Dr. Edward Carlton Atwood was one of the most prominent early members of the Society. He was born in 1848 in Pelham, NH, attended Dartmouth College and worked as a surveyor before becoming a physician. His daughter, Evelyn, was a concert pianist and was living in a nursing home in 1973 at the age of 96, when Dr. Pat Drohomer penned the first history of the VCMS, from which this article is exerpeted.

Dr. Atwood, the third doctor in the area, established his office and pharmacy in Daytona Beach, mixed his own medicines, and was often seen riding alone and at night in his horse and buggy to the far reaches of the county.

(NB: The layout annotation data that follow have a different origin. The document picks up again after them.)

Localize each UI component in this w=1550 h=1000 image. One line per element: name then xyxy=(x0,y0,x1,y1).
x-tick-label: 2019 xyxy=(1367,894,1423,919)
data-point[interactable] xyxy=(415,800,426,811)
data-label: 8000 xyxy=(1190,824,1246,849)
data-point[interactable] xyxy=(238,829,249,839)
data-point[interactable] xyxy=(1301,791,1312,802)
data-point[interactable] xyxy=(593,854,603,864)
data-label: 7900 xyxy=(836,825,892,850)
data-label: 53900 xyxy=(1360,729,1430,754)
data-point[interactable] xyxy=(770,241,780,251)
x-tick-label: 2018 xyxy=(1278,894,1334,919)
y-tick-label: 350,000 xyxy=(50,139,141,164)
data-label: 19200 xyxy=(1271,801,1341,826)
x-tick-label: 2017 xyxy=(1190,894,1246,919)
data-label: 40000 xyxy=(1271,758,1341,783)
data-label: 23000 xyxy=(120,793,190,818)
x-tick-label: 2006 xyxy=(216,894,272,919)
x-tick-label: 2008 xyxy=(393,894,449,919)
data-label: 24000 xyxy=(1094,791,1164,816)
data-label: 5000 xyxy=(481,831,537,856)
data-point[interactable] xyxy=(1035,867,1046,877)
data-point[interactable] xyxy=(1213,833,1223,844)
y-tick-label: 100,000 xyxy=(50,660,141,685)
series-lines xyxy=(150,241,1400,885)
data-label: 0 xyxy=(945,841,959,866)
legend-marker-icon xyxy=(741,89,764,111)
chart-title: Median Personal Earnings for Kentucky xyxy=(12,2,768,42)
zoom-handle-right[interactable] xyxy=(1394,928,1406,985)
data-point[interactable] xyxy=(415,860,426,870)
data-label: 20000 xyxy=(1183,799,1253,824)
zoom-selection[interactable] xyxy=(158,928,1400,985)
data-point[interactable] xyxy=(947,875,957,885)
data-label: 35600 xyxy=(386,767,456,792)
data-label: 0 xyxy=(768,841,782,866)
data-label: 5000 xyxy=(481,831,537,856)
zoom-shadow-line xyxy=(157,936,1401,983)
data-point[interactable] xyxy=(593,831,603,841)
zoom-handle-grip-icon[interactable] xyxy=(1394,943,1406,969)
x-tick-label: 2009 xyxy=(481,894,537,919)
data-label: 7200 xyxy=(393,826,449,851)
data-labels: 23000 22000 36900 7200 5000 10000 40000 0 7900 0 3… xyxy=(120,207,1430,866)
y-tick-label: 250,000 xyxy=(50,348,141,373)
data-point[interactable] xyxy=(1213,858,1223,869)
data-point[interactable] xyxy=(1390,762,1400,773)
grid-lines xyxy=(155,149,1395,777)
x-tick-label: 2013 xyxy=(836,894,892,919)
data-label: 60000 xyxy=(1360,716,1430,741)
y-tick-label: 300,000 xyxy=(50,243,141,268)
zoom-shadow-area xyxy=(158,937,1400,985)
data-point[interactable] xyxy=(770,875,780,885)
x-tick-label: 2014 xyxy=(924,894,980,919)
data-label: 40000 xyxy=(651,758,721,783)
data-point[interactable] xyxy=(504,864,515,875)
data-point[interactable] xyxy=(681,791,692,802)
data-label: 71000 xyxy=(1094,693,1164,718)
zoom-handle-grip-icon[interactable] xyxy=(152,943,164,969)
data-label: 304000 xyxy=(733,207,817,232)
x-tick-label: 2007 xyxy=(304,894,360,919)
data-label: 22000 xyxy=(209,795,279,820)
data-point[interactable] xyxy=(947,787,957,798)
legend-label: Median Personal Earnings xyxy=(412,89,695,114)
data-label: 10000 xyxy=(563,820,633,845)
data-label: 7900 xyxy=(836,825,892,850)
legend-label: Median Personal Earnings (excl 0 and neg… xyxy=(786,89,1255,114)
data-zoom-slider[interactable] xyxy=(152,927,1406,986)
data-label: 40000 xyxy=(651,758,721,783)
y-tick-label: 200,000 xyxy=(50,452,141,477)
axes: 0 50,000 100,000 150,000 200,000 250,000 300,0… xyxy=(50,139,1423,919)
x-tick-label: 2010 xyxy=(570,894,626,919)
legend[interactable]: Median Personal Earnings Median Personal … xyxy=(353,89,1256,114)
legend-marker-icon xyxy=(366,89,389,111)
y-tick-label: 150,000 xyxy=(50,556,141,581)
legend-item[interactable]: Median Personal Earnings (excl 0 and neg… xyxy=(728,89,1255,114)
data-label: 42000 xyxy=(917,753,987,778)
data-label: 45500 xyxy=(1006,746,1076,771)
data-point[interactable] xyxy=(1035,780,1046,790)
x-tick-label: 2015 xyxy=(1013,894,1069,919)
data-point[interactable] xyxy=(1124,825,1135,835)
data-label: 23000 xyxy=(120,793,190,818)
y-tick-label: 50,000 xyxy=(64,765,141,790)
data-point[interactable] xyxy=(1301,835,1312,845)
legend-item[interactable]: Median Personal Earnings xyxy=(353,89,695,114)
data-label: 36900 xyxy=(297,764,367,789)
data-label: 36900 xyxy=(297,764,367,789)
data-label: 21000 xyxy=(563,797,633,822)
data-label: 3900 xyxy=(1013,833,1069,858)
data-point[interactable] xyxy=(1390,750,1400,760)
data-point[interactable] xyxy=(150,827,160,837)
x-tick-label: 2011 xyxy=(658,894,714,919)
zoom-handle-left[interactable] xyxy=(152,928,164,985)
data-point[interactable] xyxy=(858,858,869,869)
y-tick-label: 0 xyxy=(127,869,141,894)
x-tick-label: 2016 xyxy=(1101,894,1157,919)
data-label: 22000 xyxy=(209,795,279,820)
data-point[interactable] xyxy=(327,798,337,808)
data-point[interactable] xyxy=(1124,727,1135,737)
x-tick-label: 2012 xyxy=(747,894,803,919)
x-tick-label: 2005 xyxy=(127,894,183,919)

Dr. Josie Rogers, the first female doctor in our area, was born in 1876. Her parents had come to Daytona Beach in 1870. The chronicles do not mention her birthplace, but she graduated from high school in Ocala and received her M.D. degree from Alfred School of Medicine in 1907 in Chicago and was still alive and retired in 1973. Her niece, Dr. Ruth Rogers, was a homeopathic physician, who was in active practice as late as the early 80's.

Dr. H. Munson, born in Wisconsin in 1851,had studied abroad with Dr. Wilhelm Roentgen, and brought X-ray to Volusia County when he set up his practice in DeLand in 1895, the first year that X-ray was available in the world. He practiced for twenty-five years and died prematurely in 1925.

Other physicians in the county were Dr. Malette, who opened a practice in DeLand in 1881 and Dr. George David, who started his DeLand practice in 1890.

Fresh from their World War I experience in 1918, two enterprising surgeons, Dr. Klocks and Dr. Bohannon, initiated the construction of two hospitals for surgical and seriously ill patients. In 1926 ,on the heels of the first great Florida land boom, the community started the AHalifax District Hospital." This institution was enabled by the legislature with the establishment of a taxing district, and opened its doors in 1929. Almost simultaneous, West Volusia Hospital opened in DeLand. It is axiomatic that good hospital facilities attract good physicians and improve the techniques of those already in the community.

In January 1925, Dr. H. S - Woodbery and Dr. L. Glatzen were President and Secretary respectively, of the thirty-five member County Medical Society. The meetings were rotated between DeLand, Daytona Beach and New Smyrna Beach, but usually in a doctor's office.

Prominent physicians at this time were Dr. Hugh West, an Emory graduate (1923) who became a Fellow of the American College of Surgeons in 1935. He studied with Dr. Smith-Peterson at Harvard University and maintained his competence by continuing his post graduate education by frequent trips to the learning centers of the world, and being an avid reader of the current medical literature. He was noted for performing the first thyroidectomy in Volusia County, was the first to use spinal anesthesia for abdominal surgery, and was the first surgeon to nail a hip with a Smith-Peterson nail in order to repair a fractured hip. He was alive and retired in 1973, and Dr. Drohomer noted that he was an avid hunter and fisherman.